The idea of file names being strings was no innovation. Yes, in crippled monstrosities like TOPS-10 file names were weird records -- I can still remember too much of the details -- and every ruddy TOPS-10 program had to do its own file name parsing and it seemed as if they all did it differently. But the B6700 MCP interfaces treated file names as strings before UNIX was dreamed of. File contents in UNIX are *not* strings and never have been -- NUL termination is no part of files and binary files have been commonplace since the beginning (an a.out file is not a string!). They are *byte arrays*. As for IPC, since when have System V shared memory, semaphores, or message queues had anything to do with strings? (Hint: the 'name' of a System V shared memory segment is a key_t, and that's an integral type, not a string. Hint: the 'name' of a System V semaphore is also a key_t integer, not a string. Hint: the 'name' of a System V message queue is also a key_t integer, not a string. Hint: messages sent using msgsnd are not strings, they are byte arrays with a separate count parameter. ) Classic UNIX uses strings for file names, and really, that's it. (The command line argv[] is not really an exception, because it was used for file names as well as options, and in fact mixing the two up caused endless problems.) Everything else in V7, S3, or SysV was identified by a *number*. Plan 9 has exit(string) but Unix has exit(byte). From the perspective of someone who used UNIX v6 in 1979, *POSIX* IPC -- with its IPC objects *might* be in the file system but then again might *not* be so their names are sorta-kinda-like file names but not really) -- and /proc are recent innovations. The idea that 'string' was even remotely like a "universal type" in UNIX is bizarre. Heck, UNIX never even used 'string' for *lines* in text files!
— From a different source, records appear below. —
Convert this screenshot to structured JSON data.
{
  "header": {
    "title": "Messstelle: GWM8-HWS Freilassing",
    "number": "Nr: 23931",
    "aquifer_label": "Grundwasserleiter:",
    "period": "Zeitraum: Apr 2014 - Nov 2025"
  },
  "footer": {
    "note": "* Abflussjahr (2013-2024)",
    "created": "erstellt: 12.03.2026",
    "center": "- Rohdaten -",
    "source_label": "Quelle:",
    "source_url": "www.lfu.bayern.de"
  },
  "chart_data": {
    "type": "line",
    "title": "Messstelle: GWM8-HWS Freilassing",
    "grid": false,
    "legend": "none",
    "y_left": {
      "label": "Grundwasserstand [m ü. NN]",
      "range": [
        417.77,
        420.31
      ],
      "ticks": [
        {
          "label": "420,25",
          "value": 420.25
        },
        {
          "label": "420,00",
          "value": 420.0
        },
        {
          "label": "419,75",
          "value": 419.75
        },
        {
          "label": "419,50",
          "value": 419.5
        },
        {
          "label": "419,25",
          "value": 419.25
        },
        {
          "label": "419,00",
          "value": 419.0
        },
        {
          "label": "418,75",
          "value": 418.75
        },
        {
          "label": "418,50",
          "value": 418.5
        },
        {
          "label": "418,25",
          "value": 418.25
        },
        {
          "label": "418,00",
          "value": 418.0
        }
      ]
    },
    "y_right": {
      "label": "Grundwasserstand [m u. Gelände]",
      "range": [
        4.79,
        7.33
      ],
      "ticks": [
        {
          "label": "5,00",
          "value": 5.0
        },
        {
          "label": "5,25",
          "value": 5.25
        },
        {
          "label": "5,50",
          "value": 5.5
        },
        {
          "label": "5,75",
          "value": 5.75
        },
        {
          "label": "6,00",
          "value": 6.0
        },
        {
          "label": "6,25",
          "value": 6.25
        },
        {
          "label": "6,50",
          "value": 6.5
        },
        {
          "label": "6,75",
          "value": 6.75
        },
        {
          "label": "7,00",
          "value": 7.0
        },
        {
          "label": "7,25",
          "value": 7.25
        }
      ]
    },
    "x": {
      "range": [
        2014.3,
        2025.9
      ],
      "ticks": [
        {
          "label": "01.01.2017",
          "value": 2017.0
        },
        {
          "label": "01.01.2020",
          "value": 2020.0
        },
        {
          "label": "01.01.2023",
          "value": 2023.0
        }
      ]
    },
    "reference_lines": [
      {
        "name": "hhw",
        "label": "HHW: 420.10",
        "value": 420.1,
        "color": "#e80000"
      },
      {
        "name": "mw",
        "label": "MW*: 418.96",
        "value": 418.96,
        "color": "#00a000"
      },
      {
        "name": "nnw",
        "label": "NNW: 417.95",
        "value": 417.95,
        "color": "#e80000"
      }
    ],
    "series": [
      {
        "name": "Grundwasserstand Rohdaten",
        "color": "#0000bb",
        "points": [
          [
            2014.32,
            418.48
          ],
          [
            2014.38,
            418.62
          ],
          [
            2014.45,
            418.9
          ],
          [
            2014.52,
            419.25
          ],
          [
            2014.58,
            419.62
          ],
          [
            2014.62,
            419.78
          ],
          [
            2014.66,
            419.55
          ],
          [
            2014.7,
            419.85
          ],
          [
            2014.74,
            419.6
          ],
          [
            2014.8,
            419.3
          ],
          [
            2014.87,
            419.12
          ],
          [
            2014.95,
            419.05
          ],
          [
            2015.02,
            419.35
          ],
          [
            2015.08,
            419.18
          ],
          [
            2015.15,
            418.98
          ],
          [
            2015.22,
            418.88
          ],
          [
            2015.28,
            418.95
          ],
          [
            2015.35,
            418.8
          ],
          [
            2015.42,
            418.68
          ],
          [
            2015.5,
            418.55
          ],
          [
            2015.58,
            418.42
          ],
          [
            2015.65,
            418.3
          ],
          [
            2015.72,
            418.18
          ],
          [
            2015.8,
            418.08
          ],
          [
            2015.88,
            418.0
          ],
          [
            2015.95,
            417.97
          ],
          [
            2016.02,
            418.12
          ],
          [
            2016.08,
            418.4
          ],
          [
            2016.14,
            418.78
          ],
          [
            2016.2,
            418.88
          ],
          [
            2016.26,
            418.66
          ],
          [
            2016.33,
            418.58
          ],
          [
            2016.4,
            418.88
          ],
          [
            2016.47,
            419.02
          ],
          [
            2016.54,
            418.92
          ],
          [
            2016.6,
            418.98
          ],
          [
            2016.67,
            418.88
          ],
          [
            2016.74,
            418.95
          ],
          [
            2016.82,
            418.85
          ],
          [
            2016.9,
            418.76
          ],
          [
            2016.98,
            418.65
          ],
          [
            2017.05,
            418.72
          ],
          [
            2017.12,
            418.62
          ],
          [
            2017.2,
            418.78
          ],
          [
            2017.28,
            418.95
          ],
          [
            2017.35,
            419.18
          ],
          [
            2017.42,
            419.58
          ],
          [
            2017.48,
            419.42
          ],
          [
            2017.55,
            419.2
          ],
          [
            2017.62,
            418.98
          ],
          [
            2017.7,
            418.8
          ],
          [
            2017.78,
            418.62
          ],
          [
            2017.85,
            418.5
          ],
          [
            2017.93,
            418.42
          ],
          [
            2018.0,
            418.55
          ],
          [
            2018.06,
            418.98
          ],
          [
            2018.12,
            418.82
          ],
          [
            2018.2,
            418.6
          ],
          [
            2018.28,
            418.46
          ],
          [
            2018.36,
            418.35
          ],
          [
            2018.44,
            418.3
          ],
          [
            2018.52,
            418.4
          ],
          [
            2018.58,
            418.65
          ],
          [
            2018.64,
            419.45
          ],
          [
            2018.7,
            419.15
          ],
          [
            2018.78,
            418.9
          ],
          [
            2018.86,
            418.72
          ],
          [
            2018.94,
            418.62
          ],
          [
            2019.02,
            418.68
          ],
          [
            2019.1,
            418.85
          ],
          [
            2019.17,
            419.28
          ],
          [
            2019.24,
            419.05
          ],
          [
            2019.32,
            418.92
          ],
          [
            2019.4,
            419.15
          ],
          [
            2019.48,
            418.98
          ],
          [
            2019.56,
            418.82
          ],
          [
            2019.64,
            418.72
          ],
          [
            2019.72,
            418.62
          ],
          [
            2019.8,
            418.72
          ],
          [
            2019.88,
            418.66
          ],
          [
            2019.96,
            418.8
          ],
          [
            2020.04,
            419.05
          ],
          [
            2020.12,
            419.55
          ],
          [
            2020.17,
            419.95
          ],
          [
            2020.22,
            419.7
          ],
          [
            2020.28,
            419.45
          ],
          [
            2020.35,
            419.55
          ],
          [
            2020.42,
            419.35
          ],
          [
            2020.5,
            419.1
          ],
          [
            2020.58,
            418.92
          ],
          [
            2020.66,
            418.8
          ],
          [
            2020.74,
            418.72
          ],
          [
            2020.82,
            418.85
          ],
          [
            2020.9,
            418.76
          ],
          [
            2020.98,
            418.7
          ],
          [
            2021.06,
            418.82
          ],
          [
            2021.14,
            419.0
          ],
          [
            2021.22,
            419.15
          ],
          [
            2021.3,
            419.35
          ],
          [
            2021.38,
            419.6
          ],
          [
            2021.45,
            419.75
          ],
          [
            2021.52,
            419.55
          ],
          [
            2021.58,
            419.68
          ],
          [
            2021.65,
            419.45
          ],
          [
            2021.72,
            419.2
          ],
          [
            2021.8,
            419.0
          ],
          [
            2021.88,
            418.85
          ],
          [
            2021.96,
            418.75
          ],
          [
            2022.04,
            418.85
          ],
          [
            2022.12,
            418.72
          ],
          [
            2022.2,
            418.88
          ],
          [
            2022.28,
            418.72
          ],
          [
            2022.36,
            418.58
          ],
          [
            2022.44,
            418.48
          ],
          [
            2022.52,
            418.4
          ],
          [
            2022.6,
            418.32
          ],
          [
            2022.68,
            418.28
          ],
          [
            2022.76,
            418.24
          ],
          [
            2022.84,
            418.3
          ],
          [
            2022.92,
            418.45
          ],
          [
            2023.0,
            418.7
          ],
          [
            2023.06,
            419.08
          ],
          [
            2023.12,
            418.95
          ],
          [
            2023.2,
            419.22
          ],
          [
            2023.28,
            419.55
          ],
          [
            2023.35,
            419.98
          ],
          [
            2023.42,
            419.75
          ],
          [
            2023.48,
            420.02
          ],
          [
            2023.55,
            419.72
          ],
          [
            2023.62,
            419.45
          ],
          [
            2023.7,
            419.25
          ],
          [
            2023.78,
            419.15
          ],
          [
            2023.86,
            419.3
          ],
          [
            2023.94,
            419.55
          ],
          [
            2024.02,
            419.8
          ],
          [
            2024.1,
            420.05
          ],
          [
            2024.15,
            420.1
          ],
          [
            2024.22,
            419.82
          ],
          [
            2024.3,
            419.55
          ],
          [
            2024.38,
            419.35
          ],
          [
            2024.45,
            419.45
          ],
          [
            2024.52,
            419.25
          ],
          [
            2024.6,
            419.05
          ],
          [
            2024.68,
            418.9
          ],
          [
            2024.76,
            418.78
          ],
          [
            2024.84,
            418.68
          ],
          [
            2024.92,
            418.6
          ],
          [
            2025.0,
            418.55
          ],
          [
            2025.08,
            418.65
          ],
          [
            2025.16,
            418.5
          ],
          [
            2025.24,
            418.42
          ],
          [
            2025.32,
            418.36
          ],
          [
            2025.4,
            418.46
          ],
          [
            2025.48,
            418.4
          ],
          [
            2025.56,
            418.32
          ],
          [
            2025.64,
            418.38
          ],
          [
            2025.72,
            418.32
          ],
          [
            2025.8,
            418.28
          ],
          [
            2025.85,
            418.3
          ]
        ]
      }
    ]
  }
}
Of course when instructing a beginning programmer your basic premise 'Strings are Wrong!' is most likely right.
No, I'm talking about experienced programmers writing high performance programs.
However if programs are seen as entities interacting with an 'external' world, the currency at the portals is invariably string.
- The currency at the portals is *not* invariably string. Learn PowerShell. - "Text" is one thing and "string" is another. This was the B6700 lesson (well, really the B5500 lesson): for many purposes you want a text *stream* not a text *string* at the interface. It's also the what-Smalltalk-got-right-and-Java-got-wrong lesson: the right way to convert objects to text is via a *stream* interface, not a *string* interface.
And more than just noob programmers have got this wrong – think of the precious one-byte opcodes that Intel wastes on ascii and decimal arithmetic.
Hang on, they are there in order to *support* the "numbers are text" model. You can't have it both ways.
So while this is true:
If bar is predefined, it *isn't* the string 'b':'a':'r':[]. If bar is a number, it *isn't* a string. So "other strings" is quite misleading.
in the innards of haskell, bar is a string
No, in the innards of Haskell, bar is possibly a number, possibly a pointer to some sort of record, possibly some other data structure, but almost certainly *not* a string.